Serão colocadas em locais onde as populações locais enfrentam sérios problemas para conseguir aceder a dinheiro físico. A informação foi avançada pelo ECO, que revela que este projeto piloto vai arrancar no terreno até ao final do primeiro semestre e abrangerá, numa primeira fase, perto de duas dezenas de freguesias.

A SIBS confirmou ao mesmo órgão de comunicação que se encontra a trabalhar em conjunto com diversas entidades públicas no desenho desta solução. O objetivo passa por alargar o acesso a numerário e a outras operações financeiras básicas do quotidiano nas zonas geográficas sinalizadas pelo estudo do Banco de Portugal sobre a Avaliação da cobertura de rede de Caixas Automáticos e Agências Bancárias como as mais distantes de um ponto de atendimento.

A entidade gestora da rede salienta que os detalhes minuciosos do plano serão revelados de forma mais detalhada até ao fim do primeiro semestre deste ano, em articulação com todos os parceiros bancários e públicos envolvidos.

98% dos cidadãos têm acesso a um balcão ou caixa automática a menos de 5 km de distância

Segundo o Banco de Portugal, mais de 98 por cento dos cidadãos têm acesso a um balcão ou caixa automática a menos de cinco quilómetros de distância.
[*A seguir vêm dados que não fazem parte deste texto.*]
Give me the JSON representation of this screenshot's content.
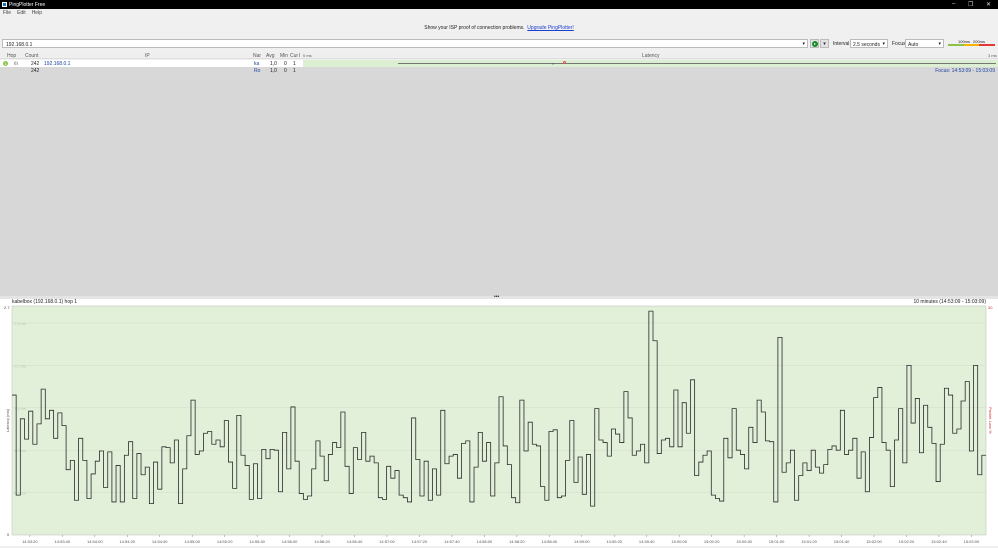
{
  "window": {
    "title": "PingPlotter Free"
  },
  "menu": [
    "File",
    "Edit",
    "Help"
  ],
  "banner": {
    "text": "Show your ISP proof of connection problems.",
    "link": "Upgrade PingPlotter!"
  },
  "toolbar": {
    "target": "192.168.0.1",
    "interval_label": "Interval",
    "interval": "2.5 seconds",
    "focus_label": "Focus",
    "focus": "Auto",
    "scale_100": "100ms",
    "scale_200": "200ms"
  },
  "table": {
    "headers": {
      "hop": "Hop",
      "count": "Count",
      "ip": "IP",
      "name": "Nar",
      "avg": "Avg",
      "min": "Min",
      "cur": "Cur",
      "pl": "I",
      "latency": "Latency",
      "lat_min": "0 ms",
      "lat_max": "3 ms"
    },
    "rows": [
      {
        "hop": "1",
        "count": "242",
        "ip": "192.168.0.1",
        "name": "ka",
        "avg": "1,0",
        "min": "0",
        "cur": "1"
      }
    ],
    "summary": {
      "count": "242",
      "name": "Ro",
      "avg": "1,0",
      "min": "0",
      "cur": "1"
    },
    "focus": "Focus: 14:53:09 - 15:03:09"
  },
  "graph": {
    "title": "kabelbox (192.168.0.1) hop 1",
    "range": "10 minutes (14:53:09 - 15:03:09)",
    "colors": {
      "bg": "#e2f0da",
      "line": "#2b2b2b",
      "loss": "#d23030"
    }
  },
  "chart_data": {
    "type": "line",
    "ylabel": "Latency (ms)",
    "y2label": "Packet Loss %",
    "ylim": [
      0,
      2.7
    ],
    "y2max": "30",
    "ytop": "2.7",
    "ybottom": "0",
    "yticks": [
      "2,5 ms",
      "2,0 ms",
      "1,5 ms",
      "1,0 ms",
      "0,5 ms"
    ],
    "ytick_values": [
      2.5,
      2.0,
      1.5,
      1.0,
      0.5
    ],
    "x_start": "14:53:09",
    "x_end": "15:03:09",
    "xticks": [
      "14:53:20",
      "14:53:40",
      "14:54:00",
      "14:54:20",
      "14:54:40",
      "14:55:00",
      "14:55:20",
      "14:55:40",
      "14:56:00",
      "14:56:20",
      "14:56:40",
      "14:57:00",
      "14:57:20",
      "14:57:40",
      "14:58:00",
      "14:58:20",
      "14:58:40",
      "14:59:00",
      "14:59:20",
      "14:59:40",
      "15:00:00",
      "15:00:20",
      "15:00:40",
      "15:01:00",
      "15:01:20",
      "15:01:40",
      "15:02:00",
      "15:02:20",
      "15:02:40",
      "15:03:00"
    ],
    "step": "step",
    "values": [
      1.65,
      0.47,
      1.37,
      1.13,
      1.46,
      1.07,
      1.31,
      1.72,
      1.37,
      1.47,
      1.14,
      1.44,
      1.29,
      0.77,
      0.88,
      0.41,
      1.14,
      0.88,
      0.43,
      0.72,
      0.87,
      0.99,
      0.56,
      0.98,
      0.39,
      0.82,
      0.39,
      0.94,
      1.1,
      0.43,
      0.96,
      0.71,
      0.8,
      0.37,
      0.86,
      0.54,
      1.04,
      1.03,
      0.85,
      1.12,
      0.37,
      0.78,
      1.17,
      1.59,
      0.95,
      0.99,
      1.2,
      1.22,
      1.07,
      1.12,
      1.04,
      1.35,
      0.86,
      0.55,
      1.41,
      0.94,
      0.82,
      0.42,
      0.84,
      0.43,
      1.01,
      0.9,
      1.01,
      1.0,
      0.51,
      1.21,
      0.78,
      1.51,
      0.87,
      0.49,
      0.42,
      0.46,
      0.78,
      1.11,
      0.93,
      0.64,
      0.95,
      1.09,
      1.03,
      1.45,
      0.81,
      0.49,
      1.03,
      0.89,
      1.21,
      0.87,
      0.93,
      0.85,
      0.44,
      0.42,
      0.81,
      0.67,
      0.76,
      0.47,
      0.44,
      0.39,
      1.38,
      0.89,
      0.46,
      0.87,
      0.41,
      0.78,
      0.47,
      1.47,
      0.84,
      0.93,
      0.95,
      0.67,
      1.08,
      1.11,
      0.39,
      0.8,
      1.21,
      0.87,
      1.09,
      0.46,
      0.85,
      1.63,
      1.05,
      0.83,
      0.44,
      0.38,
      1.59,
      0.99,
      1.33,
      1.07,
      1.05,
      0.57,
      0.41,
      1.22,
      1.24,
      0.44,
      0.46,
      0.88,
      1.35,
      0.62,
      0.92,
      0.48,
      0.95,
      0.34,
      1.49,
      1.12,
      1.09,
      0.93,
      1.25,
      1.19,
      1.09,
      1.69,
      1.38,
      0.94,
      0.99,
      1.07,
      0.85,
      2.64,
      2.29,
      0.96,
      1.12,
      1.14,
      1.04,
      1.71,
      1.04,
      1.56,
      1.2,
      1.83,
      0.7,
      0.86,
      0.94,
      0.99,
      0.47,
      0.43,
      0.4,
      1.14,
      0.91,
      1.49,
      1.0,
      0.95,
      0.78,
      1.27,
      1.09,
      1.59,
      1.45,
      1.11,
      1.1,
      0.39,
      2.33,
      0.74,
      0.85,
      1.0,
      0.41,
      0.7,
      0.85,
      0.76,
      1.0,
      0.8,
      0.73,
      0.83,
      1.01,
      1.05,
      1.0,
      1.47,
      0.95,
      1.0,
      1.14,
      0.67,
      0.98,
      0.51,
      1.15,
      1.62,
      1.74,
      1.09,
      1.0,
      0.57,
      1.12,
      1.49,
      0.85,
      2.0,
      1.32,
      1.61,
      0.97,
      1.53,
      1.27,
      1.08,
      0.63,
      1.07,
      1.73,
      1.65,
      1.2,
      1.25,
      1.58,
      1.81,
      0.99,
      2.0,
      0.71,
      0.94
    ]
  }
}
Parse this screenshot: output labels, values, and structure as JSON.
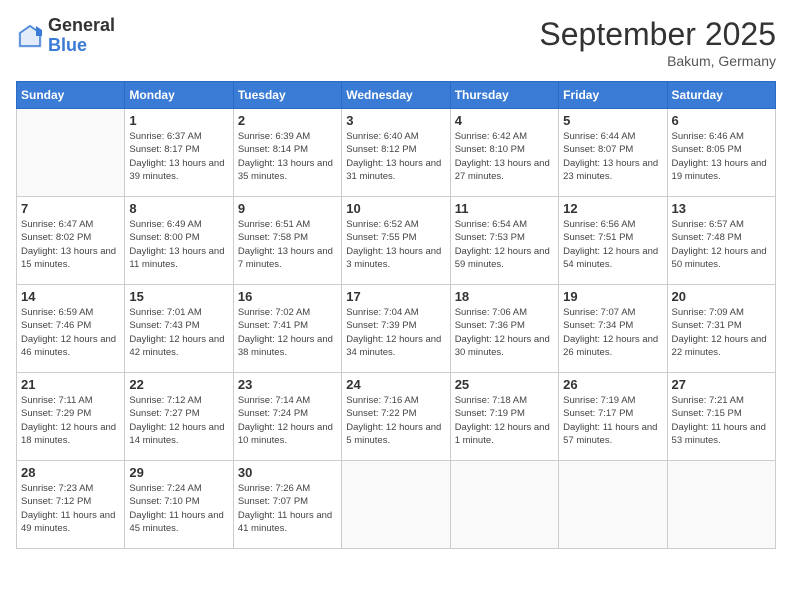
{
  "header": {
    "logo_general": "General",
    "logo_blue": "Blue",
    "month_title": "September 2025",
    "location": "Bakum, Germany"
  },
  "days_of_week": [
    "Sunday",
    "Monday",
    "Tuesday",
    "Wednesday",
    "Thursday",
    "Friday",
    "Saturday"
  ],
  "weeks": [
    [
      {
        "day": "",
        "sunrise": "",
        "sunset": "",
        "daylight": ""
      },
      {
        "day": "1",
        "sunrise": "Sunrise: 6:37 AM",
        "sunset": "Sunset: 8:17 PM",
        "daylight": "Daylight: 13 hours and 39 minutes."
      },
      {
        "day": "2",
        "sunrise": "Sunrise: 6:39 AM",
        "sunset": "Sunset: 8:14 PM",
        "daylight": "Daylight: 13 hours and 35 minutes."
      },
      {
        "day": "3",
        "sunrise": "Sunrise: 6:40 AM",
        "sunset": "Sunset: 8:12 PM",
        "daylight": "Daylight: 13 hours and 31 minutes."
      },
      {
        "day": "4",
        "sunrise": "Sunrise: 6:42 AM",
        "sunset": "Sunset: 8:10 PM",
        "daylight": "Daylight: 13 hours and 27 minutes."
      },
      {
        "day": "5",
        "sunrise": "Sunrise: 6:44 AM",
        "sunset": "Sunset: 8:07 PM",
        "daylight": "Daylight: 13 hours and 23 minutes."
      },
      {
        "day": "6",
        "sunrise": "Sunrise: 6:46 AM",
        "sunset": "Sunset: 8:05 PM",
        "daylight": "Daylight: 13 hours and 19 minutes."
      }
    ],
    [
      {
        "day": "7",
        "sunrise": "Sunrise: 6:47 AM",
        "sunset": "Sunset: 8:02 PM",
        "daylight": "Daylight: 13 hours and 15 minutes."
      },
      {
        "day": "8",
        "sunrise": "Sunrise: 6:49 AM",
        "sunset": "Sunset: 8:00 PM",
        "daylight": "Daylight: 13 hours and 11 minutes."
      },
      {
        "day": "9",
        "sunrise": "Sunrise: 6:51 AM",
        "sunset": "Sunset: 7:58 PM",
        "daylight": "Daylight: 13 hours and 7 minutes."
      },
      {
        "day": "10",
        "sunrise": "Sunrise: 6:52 AM",
        "sunset": "Sunset: 7:55 PM",
        "daylight": "Daylight: 13 hours and 3 minutes."
      },
      {
        "day": "11",
        "sunrise": "Sunrise: 6:54 AM",
        "sunset": "Sunset: 7:53 PM",
        "daylight": "Daylight: 12 hours and 59 minutes."
      },
      {
        "day": "12",
        "sunrise": "Sunrise: 6:56 AM",
        "sunset": "Sunset: 7:51 PM",
        "daylight": "Daylight: 12 hours and 54 minutes."
      },
      {
        "day": "13",
        "sunrise": "Sunrise: 6:57 AM",
        "sunset": "Sunset: 7:48 PM",
        "daylight": "Daylight: 12 hours and 50 minutes."
      }
    ],
    [
      {
        "day": "14",
        "sunrise": "Sunrise: 6:59 AM",
        "sunset": "Sunset: 7:46 PM",
        "daylight": "Daylight: 12 hours and 46 minutes."
      },
      {
        "day": "15",
        "sunrise": "Sunrise: 7:01 AM",
        "sunset": "Sunset: 7:43 PM",
        "daylight": "Daylight: 12 hours and 42 minutes."
      },
      {
        "day": "16",
        "sunrise": "Sunrise: 7:02 AM",
        "sunset": "Sunset: 7:41 PM",
        "daylight": "Daylight: 12 hours and 38 minutes."
      },
      {
        "day": "17",
        "sunrise": "Sunrise: 7:04 AM",
        "sunset": "Sunset: 7:39 PM",
        "daylight": "Daylight: 12 hours and 34 minutes."
      },
      {
        "day": "18",
        "sunrise": "Sunrise: 7:06 AM",
        "sunset": "Sunset: 7:36 PM",
        "daylight": "Daylight: 12 hours and 30 minutes."
      },
      {
        "day": "19",
        "sunrise": "Sunrise: 7:07 AM",
        "sunset": "Sunset: 7:34 PM",
        "daylight": "Daylight: 12 hours and 26 minutes."
      },
      {
        "day": "20",
        "sunrise": "Sunrise: 7:09 AM",
        "sunset": "Sunset: 7:31 PM",
        "daylight": "Daylight: 12 hours and 22 minutes."
      }
    ],
    [
      {
        "day": "21",
        "sunrise": "Sunrise: 7:11 AM",
        "sunset": "Sunset: 7:29 PM",
        "daylight": "Daylight: 12 hours and 18 minutes."
      },
      {
        "day": "22",
        "sunrise": "Sunrise: 7:12 AM",
        "sunset": "Sunset: 7:27 PM",
        "daylight": "Daylight: 12 hours and 14 minutes."
      },
      {
        "day": "23",
        "sunrise": "Sunrise: 7:14 AM",
        "sunset": "Sunset: 7:24 PM",
        "daylight": "Daylight: 12 hours and 10 minutes."
      },
      {
        "day": "24",
        "sunrise": "Sunrise: 7:16 AM",
        "sunset": "Sunset: 7:22 PM",
        "daylight": "Daylight: 12 hours and 5 minutes."
      },
      {
        "day": "25",
        "sunrise": "Sunrise: 7:18 AM",
        "sunset": "Sunset: 7:19 PM",
        "daylight": "Daylight: 12 hours and 1 minute."
      },
      {
        "day": "26",
        "sunrise": "Sunrise: 7:19 AM",
        "sunset": "Sunset: 7:17 PM",
        "daylight": "Daylight: 11 hours and 57 minutes."
      },
      {
        "day": "27",
        "sunrise": "Sunrise: 7:21 AM",
        "sunset": "Sunset: 7:15 PM",
        "daylight": "Daylight: 11 hours and 53 minutes."
      }
    ],
    [
      {
        "day": "28",
        "sunrise": "Sunrise: 7:23 AM",
        "sunset": "Sunset: 7:12 PM",
        "daylight": "Daylight: 11 hours and 49 minutes."
      },
      {
        "day": "29",
        "sunrise": "Sunrise: 7:24 AM",
        "sunset": "Sunset: 7:10 PM",
        "daylight": "Daylight: 11 hours and 45 minutes."
      },
      {
        "day": "30",
        "sunrise": "Sunrise: 7:26 AM",
        "sunset": "Sunset: 7:07 PM",
        "daylight": "Daylight: 11 hours and 41 minutes."
      },
      {
        "day": "",
        "sunrise": "",
        "sunset": "",
        "daylight": ""
      },
      {
        "day": "",
        "sunrise": "",
        "sunset": "",
        "daylight": ""
      },
      {
        "day": "",
        "sunrise": "",
        "sunset": "",
        "daylight": ""
      },
      {
        "day": "",
        "sunrise": "",
        "sunset": "",
        "daylight": ""
      }
    ]
  ]
}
No entanto, estes dados estatísticos podem esconde algumas assimetrias regionais graves que foram acentuadas nos últimos anos com o fecho progressivo de agências e com a remoção de caixas de levantamento.

Atualmente, mais de 1200 freguesias portuguesas, o que representa cerca de 41 por cento do total nacional, não dispõem de qualquer meio físico para levantamento de capital. Existem comunidades em que o ponto de acesso mais próximo fica a 17 quilómetros de distância.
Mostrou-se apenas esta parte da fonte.